Algunas parejas lograron, por empeño, honestidad y disciplina, fortalecer su relación, al punto de no necesitar continuar con su proceso terapéutico. Otras, por razones que hoy no invocaré, intentaron, con lo que yo llamaría prótesis mágicas, sostener aquello que se venía cayendo a pedazos.

¿Por qué hablo de "magia"? Porque, acudiendo a eso que los antropólogos llaman "pensamiento mágico", se permiten creer, de un modo fantaseado, que un acto artificial vendrá a resolver un problema real. Algunos quedaron embarazados. Otros se embarcaron con una hipoteca. Conozco parejas que se matricularon en un doctorado. Algunos se tatuaron una frase, separando el sujeto -de la oración- en el brazo de uno de los dos y el predicado en el brazo de la otra persona.

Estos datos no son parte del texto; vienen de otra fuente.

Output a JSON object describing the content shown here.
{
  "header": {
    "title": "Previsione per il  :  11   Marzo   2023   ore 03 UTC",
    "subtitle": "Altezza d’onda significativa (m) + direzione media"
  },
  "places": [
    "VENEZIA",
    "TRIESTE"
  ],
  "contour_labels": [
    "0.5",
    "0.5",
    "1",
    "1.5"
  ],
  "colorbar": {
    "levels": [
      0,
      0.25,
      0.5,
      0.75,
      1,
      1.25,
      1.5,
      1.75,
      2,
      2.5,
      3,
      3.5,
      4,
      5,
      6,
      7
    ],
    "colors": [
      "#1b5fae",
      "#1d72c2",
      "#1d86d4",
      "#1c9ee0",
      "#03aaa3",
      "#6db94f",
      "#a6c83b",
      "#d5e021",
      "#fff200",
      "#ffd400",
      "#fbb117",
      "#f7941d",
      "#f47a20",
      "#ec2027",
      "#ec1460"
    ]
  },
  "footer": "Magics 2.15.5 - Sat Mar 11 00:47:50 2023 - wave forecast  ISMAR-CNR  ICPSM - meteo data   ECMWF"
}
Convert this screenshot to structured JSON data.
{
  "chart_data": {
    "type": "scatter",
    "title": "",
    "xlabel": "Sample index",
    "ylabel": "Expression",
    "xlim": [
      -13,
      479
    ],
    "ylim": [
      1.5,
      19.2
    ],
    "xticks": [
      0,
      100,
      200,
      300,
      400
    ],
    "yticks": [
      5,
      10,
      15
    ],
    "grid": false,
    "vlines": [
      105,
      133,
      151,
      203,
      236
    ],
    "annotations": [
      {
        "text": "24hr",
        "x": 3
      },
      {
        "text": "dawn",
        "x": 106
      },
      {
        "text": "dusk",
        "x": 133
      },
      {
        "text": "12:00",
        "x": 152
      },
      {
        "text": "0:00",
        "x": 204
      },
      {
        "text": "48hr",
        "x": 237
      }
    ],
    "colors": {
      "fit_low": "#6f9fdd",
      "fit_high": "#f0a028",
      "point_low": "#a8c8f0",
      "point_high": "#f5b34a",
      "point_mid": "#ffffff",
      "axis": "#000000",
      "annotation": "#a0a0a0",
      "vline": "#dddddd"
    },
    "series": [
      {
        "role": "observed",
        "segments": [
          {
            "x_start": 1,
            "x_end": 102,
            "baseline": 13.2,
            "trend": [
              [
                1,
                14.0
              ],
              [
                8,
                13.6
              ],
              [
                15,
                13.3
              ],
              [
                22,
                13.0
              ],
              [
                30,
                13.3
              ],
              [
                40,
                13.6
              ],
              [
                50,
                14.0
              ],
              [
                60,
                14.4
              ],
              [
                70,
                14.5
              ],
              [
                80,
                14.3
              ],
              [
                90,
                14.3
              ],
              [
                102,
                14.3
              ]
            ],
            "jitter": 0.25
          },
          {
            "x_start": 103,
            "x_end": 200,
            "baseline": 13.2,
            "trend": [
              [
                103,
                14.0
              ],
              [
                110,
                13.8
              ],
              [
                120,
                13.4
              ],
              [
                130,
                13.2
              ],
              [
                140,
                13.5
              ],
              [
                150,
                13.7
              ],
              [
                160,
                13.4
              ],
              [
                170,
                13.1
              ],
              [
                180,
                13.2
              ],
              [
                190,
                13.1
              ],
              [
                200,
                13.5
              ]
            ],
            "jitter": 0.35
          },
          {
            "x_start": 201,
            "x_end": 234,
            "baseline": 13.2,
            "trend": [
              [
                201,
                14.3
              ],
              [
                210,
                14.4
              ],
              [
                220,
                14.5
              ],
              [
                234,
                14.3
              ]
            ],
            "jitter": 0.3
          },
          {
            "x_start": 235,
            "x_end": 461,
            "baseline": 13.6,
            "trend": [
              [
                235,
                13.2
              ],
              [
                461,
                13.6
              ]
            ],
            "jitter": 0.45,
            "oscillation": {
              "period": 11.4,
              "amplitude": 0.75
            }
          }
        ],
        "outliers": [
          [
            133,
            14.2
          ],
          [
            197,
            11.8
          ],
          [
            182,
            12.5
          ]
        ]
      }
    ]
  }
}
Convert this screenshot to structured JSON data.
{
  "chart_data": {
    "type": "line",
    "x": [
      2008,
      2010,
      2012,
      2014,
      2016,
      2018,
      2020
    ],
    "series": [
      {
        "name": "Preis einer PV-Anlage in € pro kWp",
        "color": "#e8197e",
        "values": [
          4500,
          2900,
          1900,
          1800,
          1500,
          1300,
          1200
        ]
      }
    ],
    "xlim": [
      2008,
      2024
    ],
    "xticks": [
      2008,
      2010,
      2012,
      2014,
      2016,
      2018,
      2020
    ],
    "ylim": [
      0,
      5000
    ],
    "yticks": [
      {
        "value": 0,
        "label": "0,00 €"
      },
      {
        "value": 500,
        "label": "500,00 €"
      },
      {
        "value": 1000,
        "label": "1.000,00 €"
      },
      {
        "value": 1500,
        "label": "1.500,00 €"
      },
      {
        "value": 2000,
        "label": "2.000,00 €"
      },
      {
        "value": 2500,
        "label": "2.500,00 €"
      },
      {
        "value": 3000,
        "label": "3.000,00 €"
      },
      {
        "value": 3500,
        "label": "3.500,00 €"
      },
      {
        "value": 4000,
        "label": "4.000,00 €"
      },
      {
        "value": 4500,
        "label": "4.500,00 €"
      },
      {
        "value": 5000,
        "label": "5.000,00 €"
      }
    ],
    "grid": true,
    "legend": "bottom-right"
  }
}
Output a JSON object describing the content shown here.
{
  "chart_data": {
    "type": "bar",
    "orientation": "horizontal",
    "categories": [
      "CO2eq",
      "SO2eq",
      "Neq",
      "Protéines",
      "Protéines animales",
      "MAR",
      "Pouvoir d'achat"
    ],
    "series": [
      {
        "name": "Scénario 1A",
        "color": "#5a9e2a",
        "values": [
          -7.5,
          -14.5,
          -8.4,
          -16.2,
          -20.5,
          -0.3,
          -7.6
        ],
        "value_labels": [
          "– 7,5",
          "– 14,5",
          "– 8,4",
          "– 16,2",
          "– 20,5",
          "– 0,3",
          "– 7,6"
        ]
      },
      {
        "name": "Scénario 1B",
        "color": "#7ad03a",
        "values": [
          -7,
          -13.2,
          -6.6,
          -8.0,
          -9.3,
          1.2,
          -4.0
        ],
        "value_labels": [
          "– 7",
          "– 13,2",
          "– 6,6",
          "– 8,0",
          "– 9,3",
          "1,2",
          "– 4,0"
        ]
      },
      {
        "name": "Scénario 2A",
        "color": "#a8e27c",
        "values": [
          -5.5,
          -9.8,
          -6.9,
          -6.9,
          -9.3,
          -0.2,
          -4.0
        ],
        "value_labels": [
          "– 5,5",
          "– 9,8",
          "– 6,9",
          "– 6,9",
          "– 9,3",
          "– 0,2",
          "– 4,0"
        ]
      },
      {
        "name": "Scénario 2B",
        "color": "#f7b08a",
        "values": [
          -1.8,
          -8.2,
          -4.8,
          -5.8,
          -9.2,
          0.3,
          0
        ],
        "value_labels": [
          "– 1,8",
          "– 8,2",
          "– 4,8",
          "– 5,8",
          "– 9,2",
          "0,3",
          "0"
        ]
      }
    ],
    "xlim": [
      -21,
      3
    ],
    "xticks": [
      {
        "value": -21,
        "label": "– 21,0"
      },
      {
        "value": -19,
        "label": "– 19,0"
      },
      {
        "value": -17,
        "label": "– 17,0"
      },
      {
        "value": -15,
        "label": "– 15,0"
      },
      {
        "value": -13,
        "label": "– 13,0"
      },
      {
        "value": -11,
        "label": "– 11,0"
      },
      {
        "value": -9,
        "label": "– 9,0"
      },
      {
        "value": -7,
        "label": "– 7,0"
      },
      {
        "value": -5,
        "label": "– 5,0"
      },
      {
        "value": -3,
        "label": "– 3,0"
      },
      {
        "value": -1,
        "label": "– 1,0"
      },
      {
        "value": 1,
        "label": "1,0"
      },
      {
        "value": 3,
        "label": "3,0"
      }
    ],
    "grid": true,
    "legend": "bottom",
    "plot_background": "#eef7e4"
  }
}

No faltan los que depositaron toda su fe en el crucero al Caribe o en la excursión a Europa. Los más religiosos eligieron Tierra Santa o el Vaticano, como modo de comprometer a cualesquiera fuerza benefactora en esta cruzada llamada "mantener la relación a toda costa". Siento confesarlo pero... muchas de esas parejas continúan, metafóricamente, ”en el aire”. Están evitando volver a su realidad. Algún día, cuando ya le hayan dado 3 vueltas al planeta Tierra, tendrán que reconocer que lo único que los une son las fotos de los viajes y la deuda contraída.

No le pidamos a París curar aquello que ya salió dañado desde el aeropuerto de Alajuela. Será la ciudad del amor, pero no creo que sea mágica. Como bien dijo alguna vez una querida amiga: "aquello que tenés que sostener es porque ya se quebró".